24 de abril de 2009

abril a brilhar


Sei onde estava no 25 de abril.

Liguei o rádio quando acordei, como fazia todos os dias e, em vez das notícias que ia ouvindo enquanto me despachava para ir para o liceu, só transmitiam marchas militares. Tinha na memória de uns anos antes a rádio também se ter calado e só transmitia música sacra; foi quando morreu o Salazar. A ideia imediata foi deve ter morrido algum gajo militar importante, talvez o Thomaz e continuei pelo pequeno almoço à pressa e a saída a correr porque a carreira do Manel Neto não esperava por atrasados.

O rádio do autocarro continuava a debitar músicas que lembravam filmes de marines e pontes do rio Kuai até que se ouve uma voz de alguém que não era seguramente locutor conhecido da rádio: aqui posto de comando do movimento das forças armadas... e tudo o mais que se conhece. Golpe militar, pensei. E pensei o pior. Pensei nas informações que corriam sobre uma certa oposição de extrema direita ao Marcello Caetano, ao que constava, liderado por Alpoim Galvão. Mas também pensei que se fossem esses, não se davam ao trabalho de recomendar calma à população e prometer que seríamos informados logo que a situação se normalizasse.

Quando entrei na aula já a professora Lília dançava a valsa com Heideggar ou Kant e eu a perguntar se alguém sabia o que se passava e ela a querer expulsar-me e eu a perguntar-lhe se ela não tinha nenhuma ideia melhor no momento em que estava em curso um golpe de estado em Portugal. A aula acabou logo ali e fomos todos, muitos, para a frente da Escola Prática de Cavalaria. Ninguém sabia que tinha sido precisamente dali que tinha saído a coluna militar comandada por Salgueiro Maia.


Depois começaram a chegar notícias e a gente a encher as ruas de riso e abraços e a gritar liberdade. E foi sempre isto que eu achei que era a revolução.

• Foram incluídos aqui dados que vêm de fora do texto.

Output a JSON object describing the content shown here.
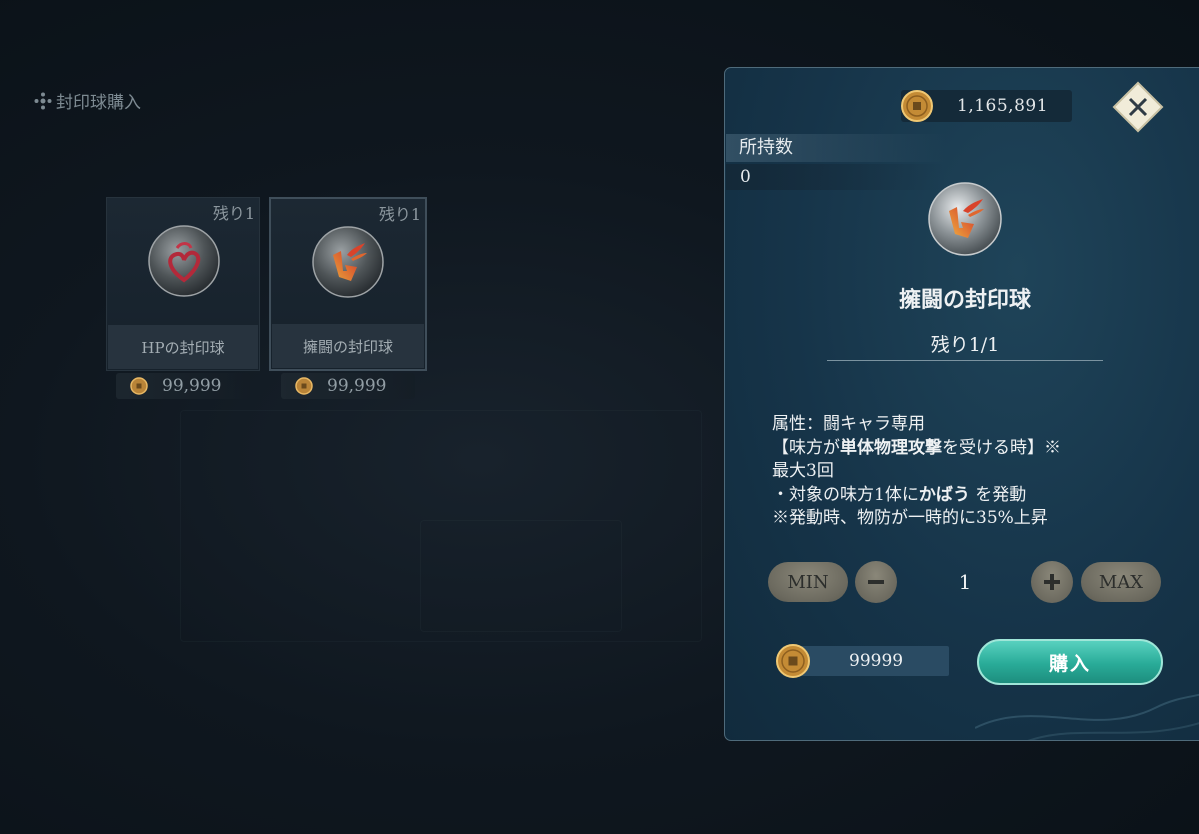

Páro aqui. Vou abraçar abril e o futuro.

23 de abril de 2009

Bomba relógio

Graças a invisível mão amiga, sentámo-nos há dias nos dois melhores lugares do CCB. Partilhámos, de mão dada, momentos extraordinários do espectáculo com a Cristina Branco. Confesso que sozinho talvez não fosse ver. Ficou-me sempre algum preconceito, eu sei, em relação ao fado, mas aqui até gostei de dois ou três fados.
O espectáculo, na base do último disco, Kronos, não é de fado. É música muito bem "esgalhada" e com alguns momentos verdadeiramente sublimes.
E nós ali, de mão dada, na primeira fila. E eu a fazer tremer a cadeira com o frémito da música. A trinta beats por beijo.
Há palavras que nos beijam porque são redondos vocábulos. O'Neil e Zeca na mesma voz. E também Sérgio Godinho.

o teu amor quando palpita
verdade seja dita
põe rastilho no meu peito
trinta batidas num só beijo
sem defeito

feito tac e tic
o teu amor rebenta o dique
feito tic e tac
o teu amor passa ao ataque
feito tac e tic
o teu amor rebenta o dique
feito tic e tac
eu à defesa ele ao ataque
e toca e foge e toca e foge
é uma bomba relógio

o teu amor quando palpita
verdade seja dita
faz-me atrasar os ponteiros
como a ostra esconde a pérola
aos viveiros
feito tac e tic
pérola solta-se a pique
feito tic e tac
faz-me o coração um baque
feito tac e tic
pérola solta-se a pique
feito tic e tac
faz-me o corpo todo um baque
e toca e foge e toca e foge
é uma bomba relógio


Bomba relógio (S. Godinho)
Canta: Cristina Branco

21 de abril de 2009

Pequenas indecisões


Andou mais de cinquenta anos hesitante entre ser poeta ou ser cientista.

Finalmente, decidiu tornar-se agricultor.

Vi-o hoje a arrancar umas couves que atrapalhavam o vemelho das papoilas.